The Principals were involved in construction works for a power generation plant in Ghana.
The issues
The Employer issued a written demand calling for the full amount of the Bond.
The Bond provided, inter alia, that Star’s obligation:
“shall arise upon receipt of a demand made in accordance with provisions of this Bond, without any further proof or condition and without any right of set-off or counterclaim, and [Star] shall not be required or permitted to make any other investigation or enquiry”.
However, the Employer and the Principals were in dispute; the Principals claimed to be owed US$3.6m. They had issued proceedings in the Ghanaian Court, which were stayed pending arbitration. The Principals subsequently made an application to arbitration.

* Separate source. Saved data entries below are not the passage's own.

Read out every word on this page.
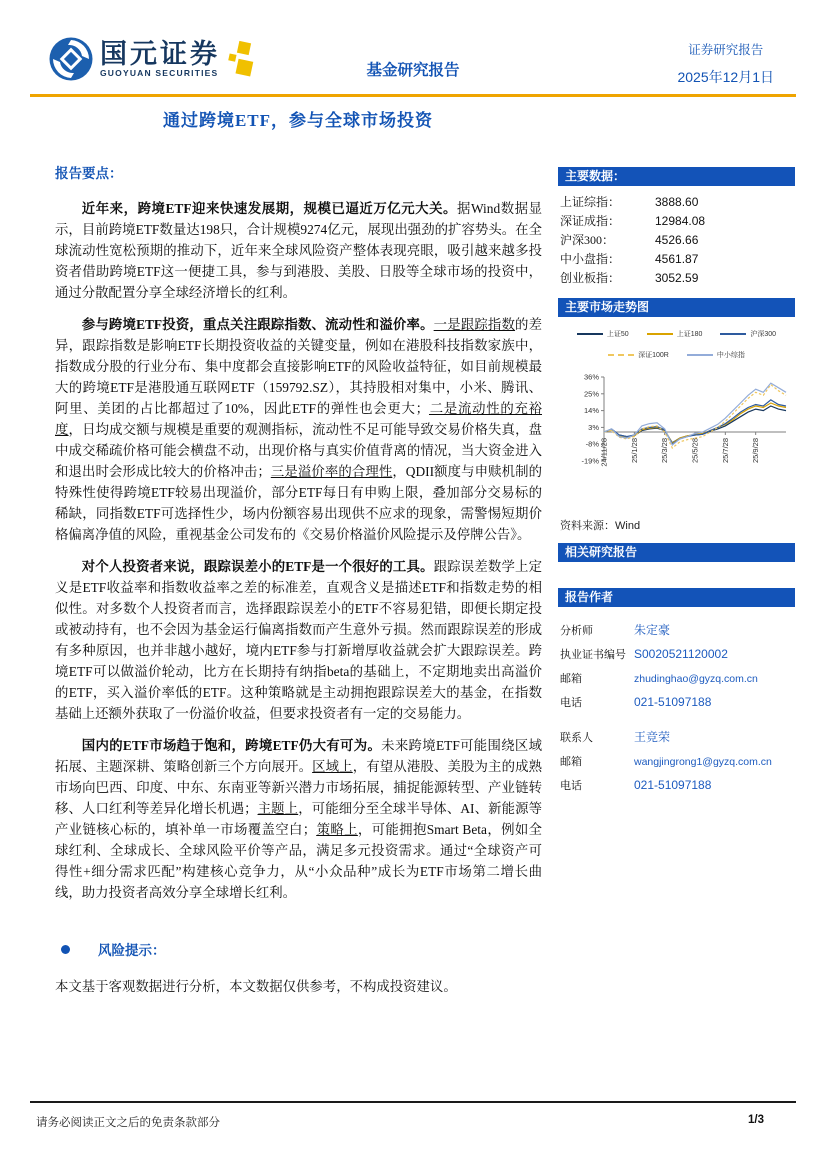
国元证券
GUOYUAN SECURITIES	基金研究报告
证券研究报告
2025年12月1日
通过跨境ETF，参与全球市场投资
报告要点：

近年来，跨境ETF迎来快速发展期，规模已逼近万亿元大关。据Wind数据显示，目前跨境ETF数量达198只，合计规模9274亿元，展现出强劲的扩容势头。在全球流动性宽松预期的推动下，近年来全球风险资产整体表现亮眼，吸引越来越多投资者借助跨境ETF这一便捷工具，参与到港股、美股、日股等全球市场的投资中，通过分散配置分享全球经济增长的红利。

参与跨境ETF投资，重点关注跟踪指数、流动性和溢价率。一是跟踪指数的差异，跟踪指数是影响ETF长期投资收益的关键变量，例如在港股科技指数家族中，指数成分股的行业分布、集中度都会直接影响ETF的风险收益特征，如目前规模最大的跨境ETF是港股通互联网ETF（159792.SZ），其持股相对集中，小米、腾讯、阿里、美团的占比都超过了10%，因此ETF的弹性也会更大；二是流动性的充裕度，日均成交额与规模是重要的观测指标，流动性不足可能导致交易价格失真，盘中成交稀疏价格可能会横盘不动，出现价格与真实价值背离的情况，当大资金进入和退出时会形成比较大的价格冲击；三是溢价率的合理性，QDII额度与申赎机制的特殊性使得跨境ETF较易出现溢价，部分ETF每日有申购上限，叠加部分交易标的稀缺，同指数ETF可选择性少，场内份额容易出现供不应求的现象，需警惕短期价格偏离净值的风险，重视基金公司发布的《交易价格溢价风险提示及停牌公告》。

对个人投资者来说，跟踪误差小的ETF是一个很好的工具。跟踪误差数学上定义是ETF收益率和指数收益率之差的标准差，直观含义是描述ETF和指数走势的相似性。对多数个人投资者而言，选择跟踪误差小的ETF不容易犯错，即便长期定投或被动持有，也不会因为基金运行偏离指数而产生意外亏损。然而跟踪误差的形成有多种原因，也并非越小越好，境内ETF参与打新增厚收益就会扩大跟踪误差。跨境ETF可以做溢价轮动，比方在长期持有纳指beta的基础上，不定期地卖出高溢价的ETF，买入溢价率低的ETF。这种策略就是主动拥抱跟踪误差大的基金，在指数基础上还额外获取了一份溢价收益，但要求投资者有一定的交易能力。

国内的ETF市场趋于饱和，跨境ETF仍大有可为。未来跨境ETF可能围绕区域拓展、主题深耕、策略创新三个方向展开。区域上，有望从港股、美股为主的成熟市场向巴西、印度、中东、东南亚等新兴潜力市场拓展，捕捉能源转型、产业链转移、人口红利等差异化增长机遇；主题上，可能细分至全球半导体、AI、新能源等产业链核心标的，填补单一市场覆盖空白；策略上，可能拥抱Smart Beta，例如全球红利、全球成长、全球风险平价等产品，满足多元投资需求。通过“全球资产可得性+细分需求匹配”构建核心竞争力，从“小众品种”成长为ETF市场第二增长曲线，助力投资者高效分享全球增长红利。

风险提示：
本文基于客观数据进行分析，本文数据仅供参考，不构成投资建议。
主要数据：
上证综指：	3888.60
深证成指：	12984.08
沪深300：	4526.66
中小盘指：	4561.87
创业板指：	3052.59
主要市场走势图
上证50	上证180	沪深300
深证100R	中小综指
36%
25%
14%
3%
-8%
-19% 24/11/28	25/1/28	25/3/28	25/5/28	25/7/28	25/9/28
资料来源：Wind
相关研究报告
报告作者
分析师	朱定豪
执业证书编号 S0020521120002
邮箱	zhudinghao@gyzq.com.cn
电话	021-51097188
联系人	王竞荣
邮箱	wangjingrong1@gyzq.com.cn
电话	021-51097188
请务必阅读正文之后的免责条款部分	1/3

Star contested the demand on the grounds that the Employer had failed to comply with its contractual obligations under the sub-contracts in favour of the Principals, the work which the Principals were required to do had been executed and that the Employer had failed to make payment of the contract price. That dispute, between the Employer and the Principals was ongoing. Star said that it had a defence including whether the Principals had failed to perform the sub-contracts.
Process
The application to the Court was by Star to convert the Employer’s summary judgment (“CPR Part 8”) claim into a claim where there was a substantial factual dispute (“CPR Part 7”) in order that the wider circumstances of the disputes could be considered by the Court.
The decision
Mr Millett KC decided that this was a clear example of an on-demand bond citing:
- Wuhan Guoyu Logistics Group Co Ltd v Emporiki Bank of Greece SA [2013] EWCA Civ 1679
- Ouais Group Engineering and Contracting v Saipem SpA [2013] EWHC 990 (Comm)
On-demand bonds were the life blood of international commerce. As such, liability under the Bond was separate from liability under the underlying sub-contract.

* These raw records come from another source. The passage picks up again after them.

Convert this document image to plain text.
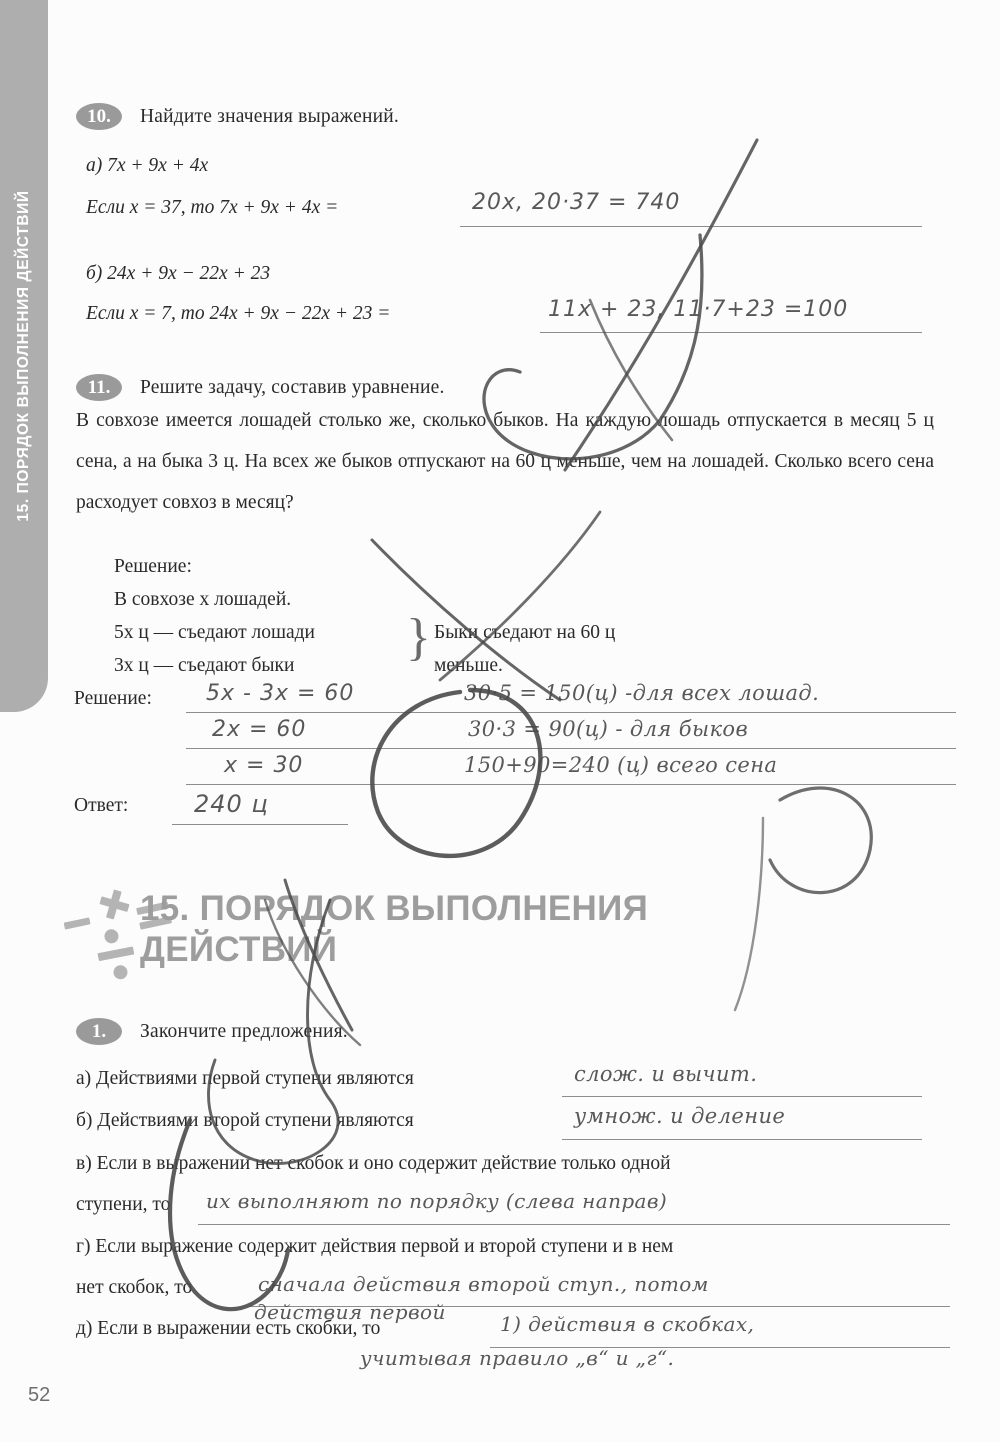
15. ПОРЯДОК ВЫПОЛНЕНИЯ ДЕЙСТВИЙ
10.	Найдите значения выражений.
а) 7x + 9x + 4x
Если x = 37, то 7x + 9x + 4x =	20x, 20·37 = 740
б) 24x + 9x − 22x + 23
Если x = 7, то 24x + 9x − 22x + 23 =	11x + 23, 11·7+23 =100
11.	Решите задачу, составив уравнение.
В совхозе имеется лошадей столько же, сколько быков. На каждую лошадь отпускается в месяц 5 ц сена, а на быка 3 ц. На всех же быков отпускают на 60 ц меньше, чем на лошадей. Сколько всего сена расходует совхоз в месяц?
Решение:
В совхозе x лошадей.
5x ц — съедают лошади
3x ц — съедают быки } Быки съедают на 60 ц
меньше.
Решение: 5x - 3x = 60
2x = 60
x = 30
30·5 = 150(ц) -для всех лошад.
30·3 = 90(ц) - для быков
150+90=240 (ц) всего сена
Ответ:	240 ц
15. ПОРЯДОК ВЫПОЛНЕНИЯ
ДЕЙСТВИЙ
1.	Закончите предложения.
а) Действиями первой ступени являются	слож. и вычит.
б) Действиями второй ступени являются	умнож. и деление
в) Если в выражении нет скобок и оно содержит действие только одной
ступени, то их выполняют по порядку (слева направ)
г) Если выражение содержит действия первой и второй ступени и в нем
нет скобок, то	сначала действия второй ступ., потом
действия первой
д) Если в выражении есть скобки, то	1) действия в скобках,
учитывая правило „в“ и „г“.
52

The only defence that Star could raise as a matter of law was that the demand itself was fraudulent – i.e. that the Employer knew it had no right to make it, and that Star knew that it was fraudulent at the time when its obligation crystallised, which was not the case here.
On the basis that: (i) Star could not refuse to pay under the on-demand bond; and (ii) there was no reasonable prospect of successfully arguing the demand was fraudulent, the Court held that the summary judgment process under CPR Part 8 was appropriate.

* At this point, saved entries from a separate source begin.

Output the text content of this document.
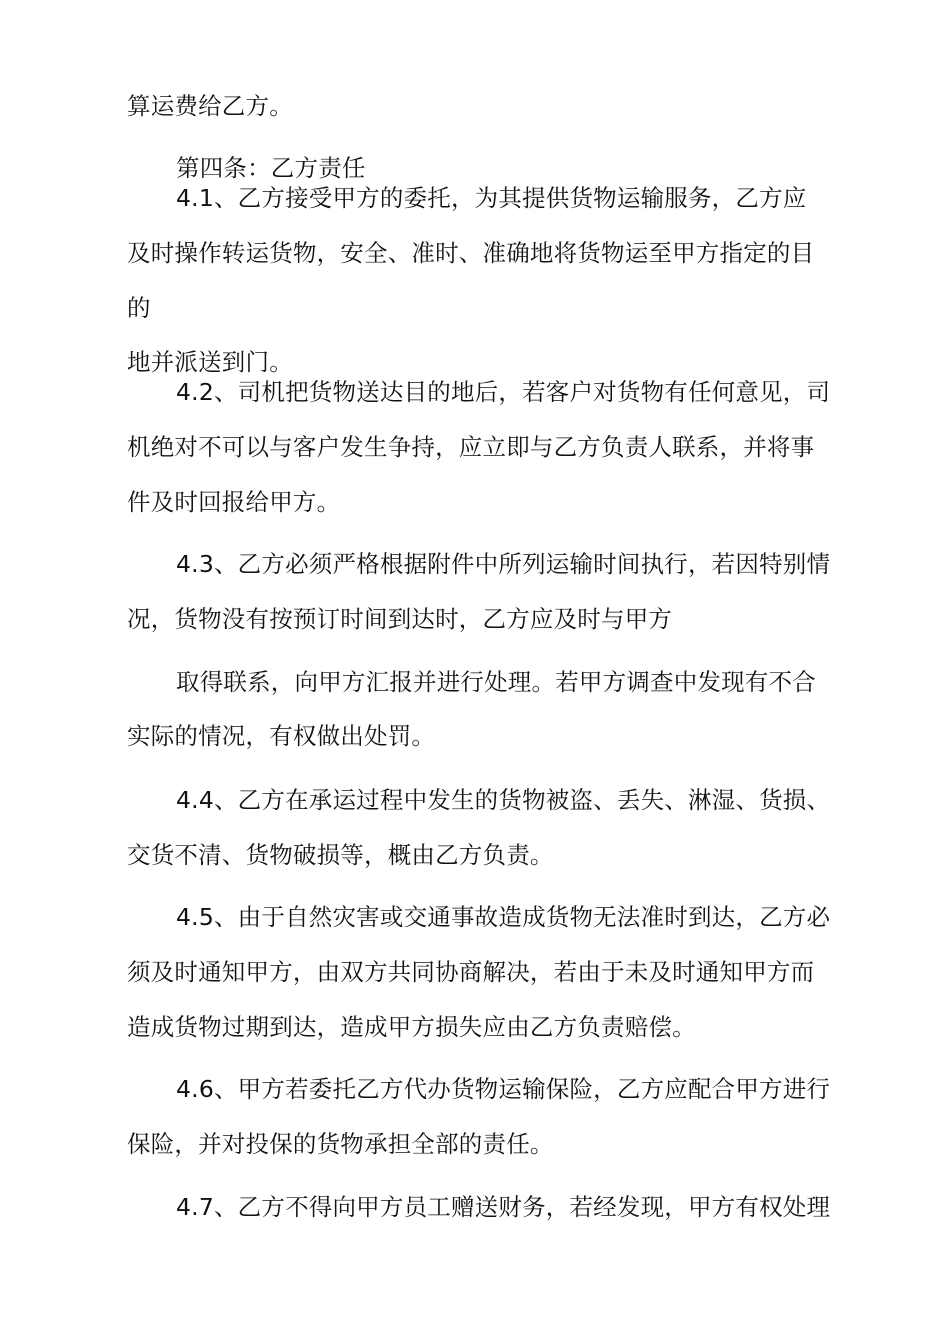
算运费给乙方。

第四条：乙方责任

4.1、乙方接受甲方的委托，为其提供货物运输服务，乙方应

及时操作转运货物，安全、准时、准确地将货物运至甲方指定的目

的

地并派送到门。

4.2、司机把货物送达目的地后，若客户对货物有任何意见，司

机绝对不可以与客户发生争持，应立即与乙方负责人联系，并将事

件及时回报给甲方。

4.3、乙方必须严格根据附件中所列运输时间执行，若因特别情

况，货物没有按预订时间到达时，乙方应及时与甲方

取得联系，向甲方汇报并进行处理。若甲方调查中发现有不合

实际的情况，有权做出处罚。

4.4、乙方在承运过程中发生的货物被盗、丢失、淋湿、货损、

交货不清、货物破损等，概由乙方负责。

4.5、由于自然灾害或交通事故造成货物无法准时到达，乙方必

须及时通知甲方，由双方共同协商解决，若由于未及时通知甲方而

造成货物过期到达，造成甲方损失应由乙方负责赔偿。

4.6、甲方若委托乙方代办货物运输保险，乙方应配合甲方进行

保险，并对投保的货物承担全部的责任。

4.7、乙方不得向甲方员工赠送财务，若经发现，甲方有权处理
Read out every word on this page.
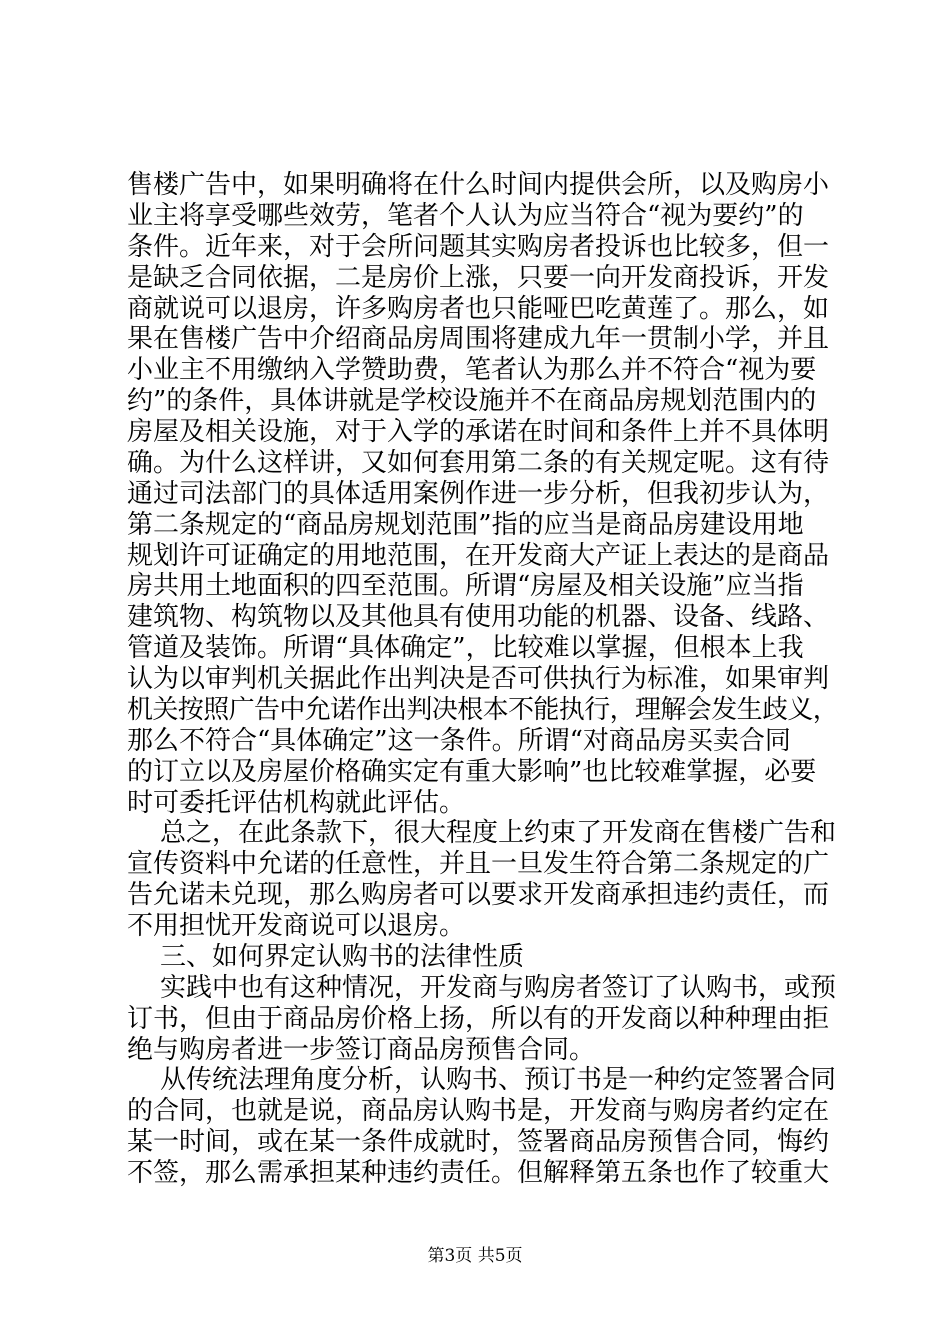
售楼广告中，如果明确将在什么时间内提供会所，以及购房小
业主将享受哪些效劳，笔者个人认为应当符合“视为要约”的
条件。近年来，对于会所问题其实购房者投诉也比较多，但一
是缺乏合同依据，二是房价上涨，只要一向开发商投诉，开发
商就说可以退房，许多购房者也只能哑巴吃黄莲了。那么，如
果在售楼广告中介绍商品房周围将建成九年一贯制小学，并且
小业主不用缴纳入学赞助费，笔者认为那么并不符合“视为要
约”的条件，具体讲就是学校设施并不在商品房规划范围内的
房屋及相关设施，对于入学的承诺在时间和条件上并不具体明
确。为什么这样讲，又如何套用第二条的有关规定呢。这有待
通过司法部门的具体适用案例作进一步分析，但我初步认为，
第二条规定的“商品房规划范围”指的应当是商品房建设用地
规划许可证确定的用地范围，在开发商大产证上表达的是商品
房共用土地面积的四至范围。所谓“房屋及相关设施”应当指
建筑物、构筑物以及其他具有使用功能的机器、设备、线路、
管道及装饰。所谓“具体确定”，比较难以掌握，但根本上我
认为以审判机关据此作出判决是否可供执行为标准，如果审判
机关按照广告中允诺作出判决根本不能执行，理解会发生歧义，
那么不符合“具体确定”这一条件。所谓“对商品房买卖合同
的订立以及房屋价格确实定有重大影响”也比较难掌握，必要
时可委托评估机构就此评估。
总之，在此条款下，很大程度上约束了开发商在售楼广告和
宣传资料中允诺的任意性，并且一旦发生符合第二条规定的广
告允诺未兑现，那么购房者可以要求开发商承担违约责任，而
不用担忧开发商说可以退房。
三、如何界定认购书的法律性质
实践中也有这种情况，开发商与购房者签订了认购书，或预
订书，但由于商品房价格上扬，所以有的开发商以种种理由拒
绝与购房者进一步签订商品房预售合同。
从传统法理角度分析，认购书、预订书是一种约定签署合同
的合同，也就是说，商品房认购书是，开发商与购房者约定在
某一时间，或在某一条件成就时，签署商品房预售合同，悔约
不签，那么需承担某种违约责任。但解释第五条也作了较重大
第3页 共5页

Star was not entitled to fail or refuse to pay pending investigation of the state of the underlying account or relationship between the Employer and the Principals.
Implications
An on-demand must be honoured, despite any underlying dispute between the contracting parties. The only exception to this is if the call is fraudulent, which was not the case here.
A principal may be in a different position to the surety. The Principals were not a party to the proceedings in this case – the on-demand bond was entered into by Star and the Employer, as is usual. However, the Judge in this case, referred to and distinguished two similar cases where the principal was seeking an injunction to restrain the issuer from paying the beneficiary:
- Doosan Babcock Ltd v Commercializadora de Equipos [2013] EWHC 3201 (TCC)
- TTI Team Telecom v Hutchison 3G UK (2003) 1 All ER (Comm) 914 (TCC)
In those cases, the principal was relying on its own contractual rights against the beneficiary under the underlying contracts. In contrast, the Principals in this reported decision had made no attempt to restrain the Employer from either making or pursuing the demand or seeking or enforcing payment.
This is a reminder that in such circumstances, the principal may be best placed to challenge the beneficiary’s claim if indeed there are grounds to do so.
The case is also a reminder of the onerous nature of on-demand obligations. If parties do not intend that payment should be made if there are underlying disputes, then a conditional guarantee should be considered.